After I had arranged myself and my whiskers--two very distinct affairs--
yawned three times, and drank two bottles of soda water, I strolled into
the town. As I was sauntering along leisurely enough, I heard my name
pronounced behind me. I turned, and saw Sir Willoughby Townshend, an old
baronet of an antediluvian age--a fossil witness of the wonders of
England, before the deluge of French manners swept away ancient customs,
and created, out of the wrecks of what had been, a new order of things,
and a new race of mankind.

"Ah! my dear Mr. Pelham, how are you? and the worthy Lady Frances, your
mother, and your excellent father, all well?--I'm delighted to hear it.

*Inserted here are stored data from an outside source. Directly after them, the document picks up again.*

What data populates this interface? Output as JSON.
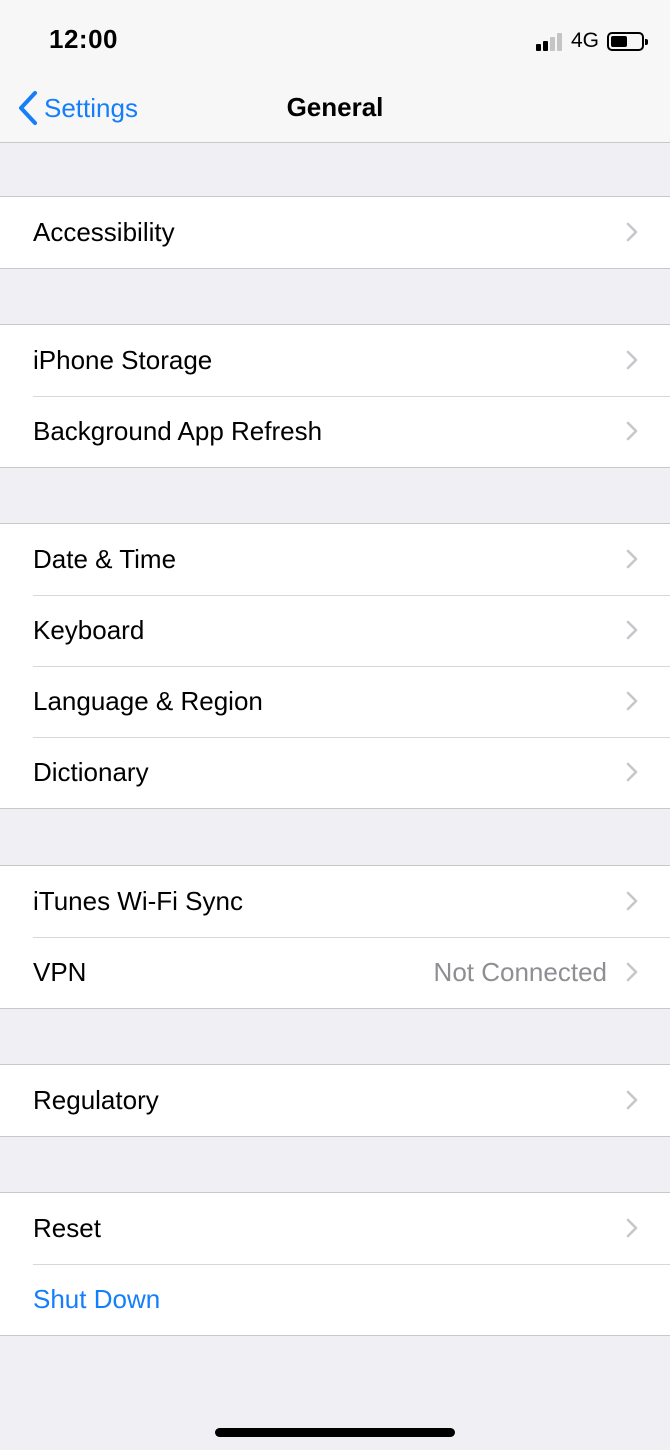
{
  "status_bar": {
    "time": "12:00",
    "network": "4G",
    "signal_bars_active": 2,
    "signal_bars_total": 4,
    "battery_level": 0.55
  },
  "nav": {
    "back_label": "Settings",
    "title": "General"
  },
  "groups": [
    {
      "rows": [
        {
          "label": "Accessibility",
          "chevron": true
        }
      ]
    },
    {
      "rows": [
        {
          "label": "iPhone Storage",
          "chevron": true
        },
        {
          "label": "Background App Refresh",
          "chevron": true
        }
      ]
    },
    {
      "rows": [
        {
          "label": "Date & Time",
          "chevron": true
        },
        {
          "label": "Keyboard",
          "chevron": true
        },
        {
          "label": "Language & Region",
          "chevron": true
        },
        {
          "label": "Dictionary",
          "chevron": true
        }
      ]
    },
    {
      "rows": [
        {
          "label": "iTunes Wi-Fi Sync",
          "chevron": true
        },
        {
          "label": "VPN",
          "detail": "Not Connected",
          "chevron": true
        }
      ]
    },
    {
      "rows": [
        {
          "label": "Regulatory",
          "chevron": true
        }
      ]
    },
    {
      "rows": [
        {
          "label": "Reset",
          "chevron": true
        },
        {
          "label": "Shut Down",
          "chevron": false,
          "style": "link"
        }
      ]
    }
  ],
  "colors": {
    "accent": "#147efb",
    "background": "#efeff4",
    "separator": "#c8c7cc",
    "chevron": "#c7c7cc",
    "detail_text": "#8e8e93"
  }
}
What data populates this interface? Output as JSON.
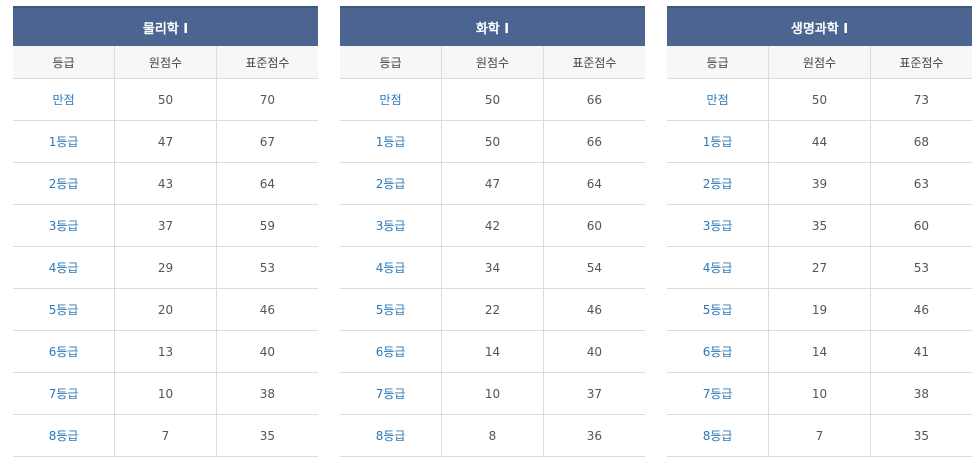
{
  "columns": [
    "등급",
    "원점수",
    "표준점수"
  ],
  "tables": [
    {
      "title": "물리학 I",
      "rows": [
        {
          "grade": "만점",
          "raw": "50",
          "std": "70"
        },
        {
          "grade": "1등급",
          "raw": "47",
          "std": "67"
        },
        {
          "grade": "2등급",
          "raw": "43",
          "std": "64"
        },
        {
          "grade": "3등급",
          "raw": "37",
          "std": "59"
        },
        {
          "grade": "4등급",
          "raw": "29",
          "std": "53"
        },
        {
          "grade": "5등급",
          "raw": "20",
          "std": "46"
        },
        {
          "grade": "6등급",
          "raw": "13",
          "std": "40"
        },
        {
          "grade": "7등급",
          "raw": "10",
          "std": "38"
        },
        {
          "grade": "8등급",
          "raw": "7",
          "std": "35"
        }
      ]
    },
    {
      "title": "화학 I",
      "rows": [
        {
          "grade": "만점",
          "raw": "50",
          "std": "66"
        },
        {
          "grade": "1등급",
          "raw": "50",
          "std": "66"
        },
        {
          "grade": "2등급",
          "raw": "47",
          "std": "64"
        },
        {
          "grade": "3등급",
          "raw": "42",
          "std": "60"
        },
        {
          "grade": "4등급",
          "raw": "34",
          "std": "54"
        },
        {
          "grade": "5등급",
          "raw": "22",
          "std": "46"
        },
        {
          "grade": "6등급",
          "raw": "14",
          "std": "40"
        },
        {
          "grade": "7등급",
          "raw": "10",
          "std": "37"
        },
        {
          "grade": "8등급",
          "raw": "8",
          "std": "36"
        }
      ]
    },
    {
      "title": "생명과학 I",
      "rows": [
        {
          "grade": "만점",
          "raw": "50",
          "std": "73"
        },
        {
          "grade": "1등급",
          "raw": "44",
          "std": "68"
        },
        {
          "grade": "2등급",
          "raw": "39",
          "std": "63"
        },
        {
          "grade": "3등급",
          "raw": "35",
          "std": "60"
        },
        {
          "grade": "4등급",
          "raw": "27",
          "std": "53"
        },
        {
          "grade": "5등급",
          "raw": "19",
          "std": "46"
        },
        {
          "grade": "6등급",
          "raw": "14",
          "std": "41"
        },
        {
          "grade": "7등급",
          "raw": "10",
          "std": "38"
        },
        {
          "grade": "8등급",
          "raw": "7",
          "std": "35"
        }
      ]
    }
  ]
}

Russelton," continued Sir Willoughby, turning to a middle-aged man, whose
arm he held, "you remember Pelham--true Whig--great friend of
Sheridan's?--let me introduce his son to you. Mr. Russelton, Mr. Pelham;
Mr. Pelham, Mr. Russelton."

At the name of the person thus introduced to me, a thousand recollections
crowded upon my mind; the contemporary and rival of Napoleon--the
autocrat of the great world of fashion and cravats--the mighty genius
before whom aristocracy had been humbled and ton abashed--at whose nod
the haughtiest noblesse of Europe had quailed--who had introduced, by a
single example, starch into neckcloths, and had fed the pampered appetite
of his boot-tops on champagne--whose coat and whose friend were cut with
an equal grace--and whose name was connected with every triumph that the
world's great virtue of audacity could achieve--the illustrious, the
immortal Russelton, stood before me. I recognised in him a congenial,
though a superior spirit, and I bowed with a profundity of veneration,
with which no other human being has ever inspired me.